Linearity plays an important role in RF systems because nonlinearity issues comprise harmonic distortion, gain compression, cross modulation and intermodulation, etc. RF devices using 802.11b/g/n experience interference from other products operating in the 2.4 GHz band. Devices operating in the 2.4 GHz range include Bluetooth devices, cordless telephones, some radio equipment and wireless keyboards. As the first block in receiver, the LNA must be sufficiently linear to suppress interference due to intermodulation distortion and maintain high sensitivity. In realistic scenario, more than one interferer is going to interfere with the fundamental component causing intermodulation distortion. Interaction of higher-order harmonics and intrinsic second-order nonlinearities distorts the fundament frequency components. Second-order interaction with the fundamental frequency contributes to intermodulated components, which intern increases the overall nonlinearity.

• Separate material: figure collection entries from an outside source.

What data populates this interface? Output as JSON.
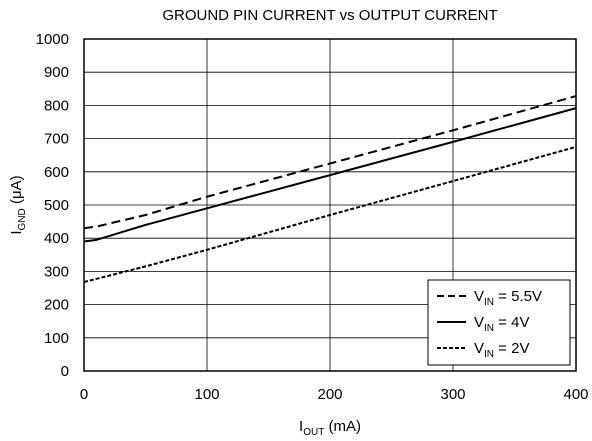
{
  "chart_data": {
    "type": "line",
    "title": "GROUND PIN CURRENT vs OUTPUT CURRENT",
    "xlabel": {
      "main": "I",
      "sub": "OUT",
      "unit": " (mA)"
    },
    "ylabel": {
      "main": "I",
      "sub": "GND",
      "unit": " (μA)"
    },
    "xlim": [
      0,
      400
    ],
    "ylim": [
      0,
      1000
    ],
    "x_ticks": [
      0,
      100,
      200,
      300,
      400
    ],
    "y_ticks": [
      0,
      100,
      200,
      300,
      400,
      500,
      600,
      700,
      800,
      900,
      1000
    ],
    "grid": true,
    "legend_position": "bottom-right",
    "series": [
      {
        "name": {
          "main": "V",
          "sub": "IN",
          "rest": " = 5.5V"
        },
        "dash": "dashed",
        "x": [
          0,
          10,
          50,
          100,
          200,
          300,
          400
        ],
        "y": [
          430,
          435,
          470,
          525,
          625,
          725,
          828
        ]
      },
      {
        "name": {
          "main": "V",
          "sub": "IN",
          "rest": " = 4V"
        },
        "dash": "solid",
        "x": [
          0,
          10,
          50,
          100,
          200,
          300,
          400
        ],
        "y": [
          390,
          395,
          440,
          490,
          590,
          690,
          792
        ]
      },
      {
        "name": {
          "main": "V",
          "sub": "IN",
          "rest": " = 2V"
        },
        "dash": "dotted",
        "x": [
          0,
          50,
          100,
          200,
          300,
          400
        ],
        "y": [
          268,
          315,
          365,
          470,
          572,
          675
        ]
      }
    ]
  }
}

Hence overall second- and third-order nonlinearity contribution should be suppressed to increase the performance of the LNA. Derivative and modified derivative superposition methods are well known for offering more linearity in LNAs. With identified limitations of modified derivative superposition method, the simulated results are compared and summarized with the reported literature. A new inventive LNA model is presented in this work to improve the linearity with a little sacrifice in gain.